Portanto, é fundamental que o laudo contenha o CID correto e que este esteja alinhado com a descrição da limitação funcional e a atividade do trabalhador.

Qual documento é mais importante para a Justiça

Nos casos em que o segurado entra com ação judicial após negativa do INSS, o juiz costuma determinar a realização de uma nova perícia judicial, com um médico de confiança do juízo. Nesse caso, o laudo desse perito é o principal documento a ser considerado para decisão.

Entretanto, laudos médicos particulares detalhados, emitidos por especialistas, ajudam muito a reforçar o pedido. O CID, por sua vez, continua sendo apenas um elemento auxiliar, necessário, mas não suficiente.

Conforme a jurisprudência:
“O laudo médico particular, desde que bem fundamentado, pode afastar a conclusão da perícia administrativa do INSS, especialmente se demonstrar, com base em exames clínicos, a limitação funcional do segurado” (TRF3, AC 0009480-92.2015.4.03.9999/SP).

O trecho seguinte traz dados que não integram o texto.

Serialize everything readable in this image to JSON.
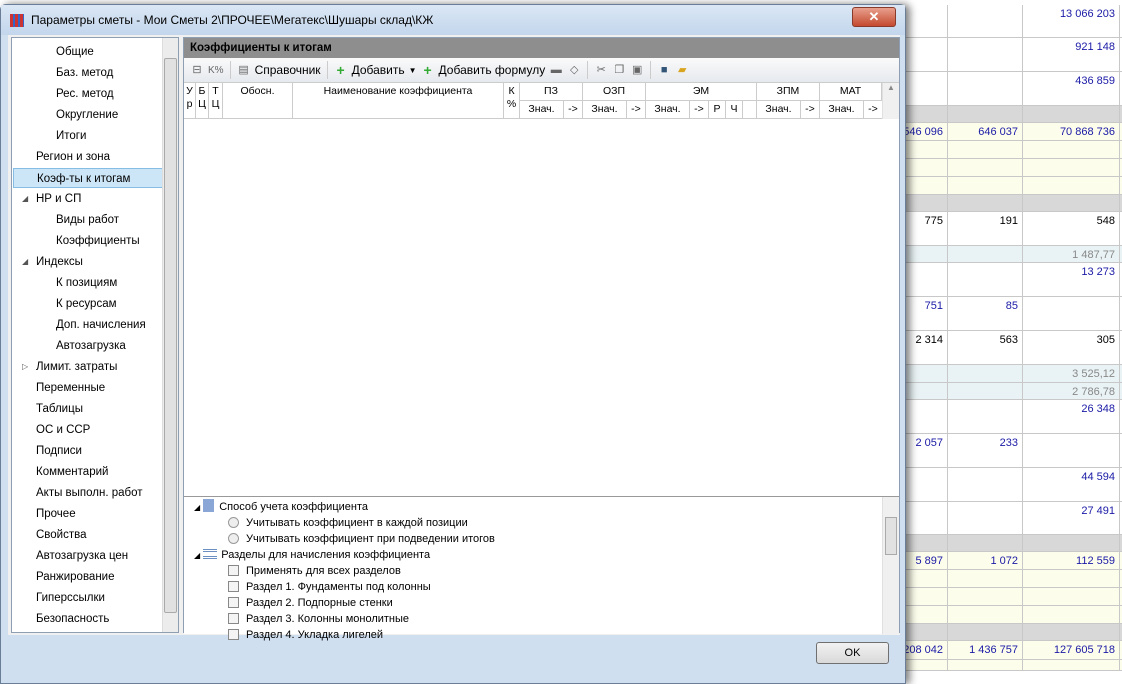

O papel do advogado na análise do CID e do laudo

O advogado previdenciarista deve orientar o cliente sobre a necessidade de apresentar um laudo técnico completo, com CID compatível com a enfermidade e a ocupação exercida. Ele também pode solicitar complementações médicas, indicar especialistas e preparar o segurado para a perícia, seja administrativa ou judicial.

Além disso, o advogado poderá contestar laudos incompletos ou divergentes e formular quesitos técnicos à perícia, destacando os pontos que devem ser observados quanto à funcionalidade e à compatibilidade entre a condição de saúde e o trabalho.

Conclusão

A diferença entre o CID e o laudo médico está na profundidade e na finalidade de cada documento. Enquanto o CID apenas classifica a doença, o laudo médico interpreta a situação clínica e demonstra os impactos reais na vida e na atividade profissional do segurado.

O INSS não concede benefícios apenas com base no CID. O que realmente importa é o conteúdo do laudo médico, especialmente quanto à existência de incapacidade laborativa total ou parcial, temporária ou permanente. Por isso, o segurado deve sempre buscar acompanhamento médico qualificado e, se necessário, apoio jurídico especializado para garantir seus direitos.